EJT comments on Why Do Some Language Models Fake Alignment While Others Don’t?

EJT 9 Jul 2025 13:59 UTC
6 points
0
I’d guess 3 Opus and 3.5 Sonnet fake alignment the most because the prompt was optimized to get them to fake alignment. Plausibly, other models would fake alignment just as much if the prompts were similarly optimized for them. I say that because 3 Opus and 3.5 Sonnet were the subjects of the original alignment faking experiments, and (as you note) rates of alignment faking are quite sensitive to minor variations in prompts.

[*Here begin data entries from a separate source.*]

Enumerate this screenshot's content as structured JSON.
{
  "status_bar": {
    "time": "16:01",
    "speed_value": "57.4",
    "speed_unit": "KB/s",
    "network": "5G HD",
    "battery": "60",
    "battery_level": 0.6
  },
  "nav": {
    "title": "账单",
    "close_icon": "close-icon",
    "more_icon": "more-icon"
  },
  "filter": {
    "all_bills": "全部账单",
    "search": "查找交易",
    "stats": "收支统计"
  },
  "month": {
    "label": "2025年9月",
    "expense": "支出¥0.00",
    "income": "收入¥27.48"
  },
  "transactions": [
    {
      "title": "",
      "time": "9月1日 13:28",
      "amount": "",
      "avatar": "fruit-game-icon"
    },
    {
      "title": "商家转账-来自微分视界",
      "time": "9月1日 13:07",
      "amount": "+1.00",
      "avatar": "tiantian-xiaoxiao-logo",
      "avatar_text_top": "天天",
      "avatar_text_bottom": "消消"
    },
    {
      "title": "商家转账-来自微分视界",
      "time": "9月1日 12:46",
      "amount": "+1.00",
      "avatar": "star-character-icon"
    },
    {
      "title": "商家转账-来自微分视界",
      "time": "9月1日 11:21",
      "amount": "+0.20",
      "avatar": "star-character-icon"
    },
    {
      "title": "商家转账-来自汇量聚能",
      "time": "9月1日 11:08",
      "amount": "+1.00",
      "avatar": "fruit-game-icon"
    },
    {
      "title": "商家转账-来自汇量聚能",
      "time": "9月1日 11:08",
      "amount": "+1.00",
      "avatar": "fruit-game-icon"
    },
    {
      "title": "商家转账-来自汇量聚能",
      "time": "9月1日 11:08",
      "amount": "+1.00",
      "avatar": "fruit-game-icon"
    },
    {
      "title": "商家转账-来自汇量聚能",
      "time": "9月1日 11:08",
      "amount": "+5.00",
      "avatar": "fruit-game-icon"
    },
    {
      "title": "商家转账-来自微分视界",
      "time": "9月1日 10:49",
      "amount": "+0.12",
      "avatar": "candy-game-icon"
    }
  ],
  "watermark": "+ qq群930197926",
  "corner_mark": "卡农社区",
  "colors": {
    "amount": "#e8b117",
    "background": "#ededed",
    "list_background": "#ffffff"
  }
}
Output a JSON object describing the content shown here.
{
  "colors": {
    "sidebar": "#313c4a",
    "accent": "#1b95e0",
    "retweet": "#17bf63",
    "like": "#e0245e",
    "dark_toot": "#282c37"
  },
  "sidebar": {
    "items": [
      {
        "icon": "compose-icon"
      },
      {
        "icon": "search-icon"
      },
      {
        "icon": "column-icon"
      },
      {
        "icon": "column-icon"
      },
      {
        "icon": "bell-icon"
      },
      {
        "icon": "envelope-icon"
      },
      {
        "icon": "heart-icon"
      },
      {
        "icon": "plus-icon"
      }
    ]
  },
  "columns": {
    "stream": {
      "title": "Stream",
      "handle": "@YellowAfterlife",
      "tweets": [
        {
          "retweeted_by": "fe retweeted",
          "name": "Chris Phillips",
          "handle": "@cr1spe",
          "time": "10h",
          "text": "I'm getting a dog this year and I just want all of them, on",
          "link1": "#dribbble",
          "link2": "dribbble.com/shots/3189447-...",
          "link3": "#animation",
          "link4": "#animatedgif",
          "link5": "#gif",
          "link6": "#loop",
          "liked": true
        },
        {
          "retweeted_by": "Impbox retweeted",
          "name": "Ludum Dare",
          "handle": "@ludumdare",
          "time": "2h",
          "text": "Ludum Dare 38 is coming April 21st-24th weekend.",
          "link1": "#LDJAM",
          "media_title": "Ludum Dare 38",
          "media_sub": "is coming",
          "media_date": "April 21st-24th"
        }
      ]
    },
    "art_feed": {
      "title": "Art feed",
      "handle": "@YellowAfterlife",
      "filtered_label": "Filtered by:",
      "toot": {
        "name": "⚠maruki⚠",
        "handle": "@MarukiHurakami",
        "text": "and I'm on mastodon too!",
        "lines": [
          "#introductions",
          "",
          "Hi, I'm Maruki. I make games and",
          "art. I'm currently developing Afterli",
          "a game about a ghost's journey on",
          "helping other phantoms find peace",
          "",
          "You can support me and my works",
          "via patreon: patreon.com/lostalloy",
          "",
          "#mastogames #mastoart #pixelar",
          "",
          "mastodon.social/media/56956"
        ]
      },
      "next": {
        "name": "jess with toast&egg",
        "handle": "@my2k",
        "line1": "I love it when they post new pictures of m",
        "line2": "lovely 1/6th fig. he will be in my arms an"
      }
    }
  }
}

What I’m saying here is kinda like your Hypothesis 4 (‘H4’ in the paper), but it seems worth pointing out the different levels of optimization directly.
- Jozdien 9 Jul 2025 14:45 UTC
  12 points
  7
  Parent
  Substantial parts of the prompt was changed for some settings, and we didn’t see a substantial change in the results for Opus relative to other models. The original prompt wasn’t very optimized for Opus either, Ryan described it as “optimized for opus to understand and to conflict with prefs”. That the results stuck around though after the changes seems pretty compelling.
  - EJT 9 Jul 2025 15:02 UTC
    2 points
    0
    Parent
    Ah good to know, thanks!